Orange defeats Loyola in scoring battle
Syracuse head coach Lisa Miller lay in bed the night before the Syracuse women’s lacrosse game on Saturday against Loyola, pondering a possible shift the Big East Conference’s balance of power.
Though Loyola is struggling this season, the normal perennial national title contender replaces Boston College in the Big East next year. The Greyhounds had defeated the Orange two consecutive years and Miller, SU’s head coach, wanted her team to deliver a message that future conference games would not be so one-sided.
Consider it sent.
No. 17 Syracuse survived a 30-minute scoring drought and three Greyhound comebacks to defeat Loyola, 11-9, in front of 276 at the Carrier Dome. SU junior attack Meghan O’Connell’s goal with 5:16 remaining broke a 9-9 tie and gave the Orange (8-2, 1-1 Big East) its sixth straight win.
‘We are not going to get pushed out of our role in the Big East as one of the better teams,’ Miller said.
More important for SU than asserting itself in the budding rivalry was getting the victory. Miller called the game a ‘must-win’ afterward because two other top 20 teams in the northeast, Hofstra and Boston University, already defeated Loyola (3-7) this season. A loss would have dealt a severe blow to SU’s hopes for an NCAA Tournament at-large bid.

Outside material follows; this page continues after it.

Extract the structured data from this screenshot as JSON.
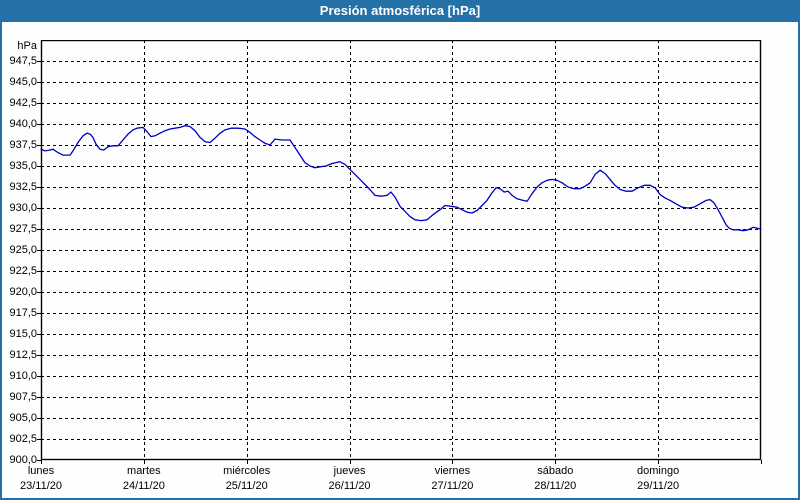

Early on, the outcome did not appear in doubt. Just 12 minutes into the game, SU jumped to a 5-0 lead on goals by five different players. But then, both the offense and defense shut down. Loyola dominated the rest of the half, culminating in Australia native Kate McHarg’s three goals in the final 68 seconds to even the score, 5-5.
‘We were a little flat emotionally,’ Miller said. ‘The game on Tuesday (against Cornell) took a lot out of us. We talked about just going back to the game plan, getting a bounce (in our step) and going after it.’

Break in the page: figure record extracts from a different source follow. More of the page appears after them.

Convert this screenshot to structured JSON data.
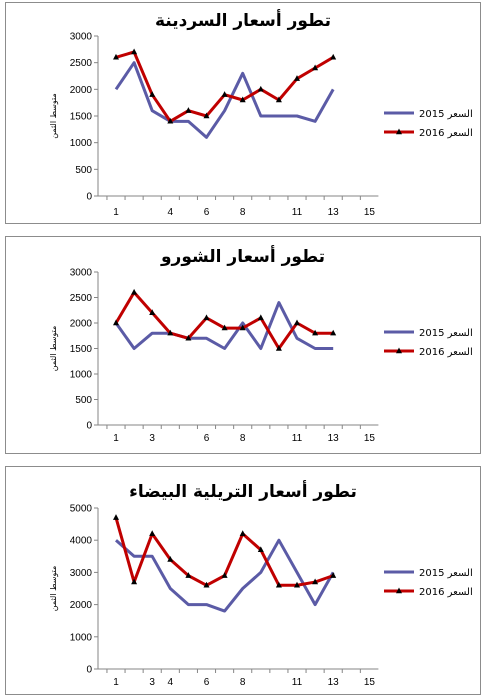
{
  "chart_data": [
    {
      "type": "line",
      "title": "تطور أسعار السردينة",
      "ylabel": "متوسط الثمن",
      "xlabel": "",
      "ylim": [
        0,
        3000
      ],
      "yticks": [
        0,
        500,
        1000,
        1500,
        2000,
        2500,
        3000
      ],
      "x": [
        1,
        2,
        3,
        4,
        5,
        6,
        7,
        8,
        9,
        10,
        11,
        12,
        13,
        14,
        15
      ],
      "xtick_labels": [
        "1",
        "",
        "",
        "4",
        "",
        "6",
        "",
        "8",
        "",
        "",
        "11",
        "",
        "13",
        "",
        "15"
      ],
      "grid": false,
      "legend": "right",
      "series": [
        {
          "name": "2015 السعر",
          "color": "#5b5ba6",
          "marker": "none",
          "values": [
            2000,
            2500,
            1600,
            1400,
            1400,
            1100,
            1600,
            2300,
            1500,
            1500,
            1500,
            1400,
            2000,
            null,
            null
          ]
        },
        {
          "name": "2016 السعر",
          "color": "#c00000",
          "marker": "triangle",
          "values": [
            2600,
            2700,
            1900,
            1400,
            1600,
            1500,
            1900,
            1800,
            2000,
            1800,
            2200,
            2400,
            2600,
            null,
            null
          ]
        }
      ]
    },
    {
      "type": "line",
      "title": "تطور أسعار الشورو",
      "ylabel": "متوسط الثمن",
      "xlabel": "",
      "ylim": [
        0,
        3000
      ],
      "yticks": [
        0,
        500,
        1000,
        1500,
        2000,
        2500,
        3000
      ],
      "x": [
        1,
        2,
        3,
        4,
        5,
        6,
        7,
        8,
        9,
        10,
        11,
        12,
        13,
        14,
        15
      ],
      "xtick_labels": [
        "1",
        "",
        "3",
        "",
        "",
        "6",
        "",
        "8",
        "",
        "",
        "11",
        "",
        "13",
        "",
        "15"
      ],
      "grid": false,
      "legend": "right",
      "series": [
        {
          "name": "2015 السعر",
          "color": "#5b5ba6",
          "marker": "none",
          "values": [
            2000,
            1500,
            1800,
            1800,
            1700,
            1700,
            1500,
            2000,
            1500,
            2400,
            1700,
            1500,
            1500,
            null,
            null
          ]
        },
        {
          "name": "2016 السعر",
          "color": "#c00000",
          "marker": "triangle",
          "values": [
            2000,
            2600,
            2200,
            1800,
            1700,
            2100,
            1900,
            1900,
            2100,
            1500,
            2000,
            1800,
            1800,
            null,
            null
          ]
        }
      ]
    },
    {
      "type": "line",
      "title": "تطور أسعار التريلية البيضاء",
      "ylabel": "متوسط الثمن",
      "xlabel": "",
      "ylim": [
        0,
        5000
      ],
      "yticks": [
        0,
        1000,
        2000,
        3000,
        4000,
        5000
      ],
      "x": [
        1,
        2,
        3,
        4,
        5,
        6,
        7,
        8,
        9,
        10,
        11,
        12,
        13,
        14,
        15
      ],
      "xtick_labels": [
        "1",
        "",
        "3",
        "4",
        "",
        "6",
        "",
        "8",
        "",
        "",
        "11",
        "",
        "13",
        "",
        "15"
      ],
      "grid": false,
      "legend": "right",
      "series": [
        {
          "name": "2015 السعر",
          "color": "#5b5ba6",
          "marker": "none",
          "values": [
            4000,
            3500,
            3500,
            2500,
            2000,
            2000,
            1800,
            2500,
            3000,
            4000,
            3000,
            2000,
            3000,
            null,
            null
          ]
        },
        {
          "name": "2016 السعر",
          "color": "#c00000",
          "marker": "triangle",
          "values": [
            4700,
            2700,
            4200,
            3400,
            2900,
            2600,
            2900,
            4200,
            3700,
            2600,
            2600,
            2700,
            2900,
            null,
            null
          ]
        }
      ]
    }
  ]
}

SU responded after the break. Once the Orange found the back of the net, the flood gates opened like the beginning of the first half. Three goals in less than three minutes gave SU an 8-5 lead. But the relentless Greyhounds battled back to tie the game at 8-8, and then again at 9-9.
Finally, O’Connell’s third goal of the game gave SU the lead for good. It was the third straight game the junior tallied a hat trick.
‘The people behind (the net) know that as soon as Meghan’s stick is open, she is going to score,’ SU senior midfielder Courtney Palladino said. ‘The chemistry is there.’
Loyola took a page out of the Cornell playbook and called for an inspection of O’Connell’s stick after her final goal. Last Tuesday, Palladino and fellow senior midfielder Monica Joines were caught with illegal sticks – ones that held the ball when turned over. But O’Connell’s passed the test and a large roar went up in the crowd and on the SU sideline, as if to say ‘told-you-so.’
Other than O’Connell’s game-winner, the biggest goal of the game came from freshman midfielder Allison Furstenburg. She ended the frustration of SU’s longest scoring drought of the season when she gave the Orange a 6-5 lead with 20 minutes left. Though she said afterward she only concerned herself with not committing a turnover, the assertive one-on-one move she used exemplified her growing confidence.
O’Connell and Furstenburg’s increased efforts of late prove the Orange offer seven legitimate, and seemingly equal, scoring threats.
‘Today Loyola didn’t know who they were going to double-team because of where everyone was going,’ Palladino said.
But now there’s always next year for Loyola. Miller is pleased with the Big East’s new addition, noting that all the teams in the conference will benefit from the Greyhounds’ strength-of-schedule. Loyola left the Colonial Athletic Association after the 2002 season.
‘We’ve been lucky to join a conference,’ Loyola head coach Kerri O’Day said. ‘The Big East is strong. It’s great to be a part of.’
Though SU suffered lapses on both sides of the ball on Saturday, Miller will sleep well tonight knowing the Orange hold the bragging rights for the first conference game against the Greyhounds next year.
‘It was a sloppy game,’ Palladino said. ‘But we still came out on top.’